Another significant contemporary problem Achaean seeks to address—in this case, with its Income Plus+ software product —is the remediation of liabilities associated with in-force variable annuities. The problem is that today’s market environment squeezes everyone relying on variable annuities for guaranteed income.

“We’ve got one of the only effective ways for underwriters to [address] sold policies sitting on their books [which] they really have no way to fix.”

Henkel explains:

“If [an insurance company has] sold a bunch of VA policies, they’ve got a book of business. They’re not happy with that. Capital costs are very high.

“If you’re an advisor, you’re not real happy. The high-water mark is way above the account value. You’ll never get someone to convert to something new.

“If you’re an investor, you realize a lot of what’s been sold has little chance of an increase in payment.

“With the income product design that we have, we can actually help insurance companies convert some of these policies,” he says.

The situation is somewhat analogous to refinancing a mortgage today. Most homeowners have difficulty meeting the requirements. But IncomePlus+ runs an analysis that determines who can benefit from conversion of an existing annuity policy.
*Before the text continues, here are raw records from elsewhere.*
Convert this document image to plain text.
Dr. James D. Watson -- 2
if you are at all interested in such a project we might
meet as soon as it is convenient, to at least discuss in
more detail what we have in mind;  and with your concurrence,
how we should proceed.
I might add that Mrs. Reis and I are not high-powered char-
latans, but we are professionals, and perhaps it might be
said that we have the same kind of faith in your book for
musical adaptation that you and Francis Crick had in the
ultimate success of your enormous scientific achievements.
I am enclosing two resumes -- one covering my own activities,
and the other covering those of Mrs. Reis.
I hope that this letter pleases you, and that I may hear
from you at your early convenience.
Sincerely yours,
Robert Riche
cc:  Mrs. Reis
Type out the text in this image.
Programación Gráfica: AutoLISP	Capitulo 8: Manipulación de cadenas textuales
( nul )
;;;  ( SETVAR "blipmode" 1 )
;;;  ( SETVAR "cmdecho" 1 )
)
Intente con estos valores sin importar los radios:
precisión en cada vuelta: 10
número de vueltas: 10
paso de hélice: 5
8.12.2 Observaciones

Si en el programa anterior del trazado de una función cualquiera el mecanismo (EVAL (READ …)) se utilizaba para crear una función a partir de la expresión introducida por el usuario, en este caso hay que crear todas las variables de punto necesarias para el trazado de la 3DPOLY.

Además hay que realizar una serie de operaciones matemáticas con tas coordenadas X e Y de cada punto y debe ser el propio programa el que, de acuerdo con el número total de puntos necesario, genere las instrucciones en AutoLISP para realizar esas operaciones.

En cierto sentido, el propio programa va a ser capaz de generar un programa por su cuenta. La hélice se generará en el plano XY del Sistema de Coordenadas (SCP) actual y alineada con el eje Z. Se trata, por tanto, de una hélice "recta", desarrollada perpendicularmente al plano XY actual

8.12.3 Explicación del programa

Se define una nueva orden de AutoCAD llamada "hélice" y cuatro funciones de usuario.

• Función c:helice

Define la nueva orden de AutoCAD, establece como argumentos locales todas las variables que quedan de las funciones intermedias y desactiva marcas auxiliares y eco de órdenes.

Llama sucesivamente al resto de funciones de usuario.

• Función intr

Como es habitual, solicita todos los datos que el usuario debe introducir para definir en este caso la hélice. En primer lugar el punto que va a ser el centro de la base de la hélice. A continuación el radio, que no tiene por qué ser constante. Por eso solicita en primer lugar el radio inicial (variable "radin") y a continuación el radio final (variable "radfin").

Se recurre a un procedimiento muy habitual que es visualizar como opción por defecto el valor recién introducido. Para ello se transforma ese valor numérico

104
“We can literally go through the entire book of policies and run a Monte Carlo forecast for every one of those policy holders and determine the cash each can receive,” Henkel says. “We can do all sorts of fancy quantitative calculations.”

For those deemed better off with a conversion, the advisor can use the software to lay it all out: “You may like this option. Here’s why. Now it’s your choice whether to do it or not.

“Ultimately, if the conversion is not good for the investor, it shouldn’t get done.”

But, “if [the conversion would] free up a lot of capital, [the clients] may decide, ‘We’re happy to pay the advisor a commission.’” Doing so may be the only way clients will realistically see annuity payments rise in their lifetime; it will give advisors a basis to convert and earn commission income; and the result for the insurance company will “look a whole lot more reasonable from a capital cost perspective,” Henkel says. “There is limited capacity for new business unless there are products that insurance companies can afford to underwrite.”

Henkel warns that under increased capital requirements that are already affecting insurance companies domiciled in Europe and Canada and which are coming down the pike for U.S.-domiciled companies in 2014, a failure to convert policies will hurt carriers, driving more insurance companies away from a marketplace that retirees depend on.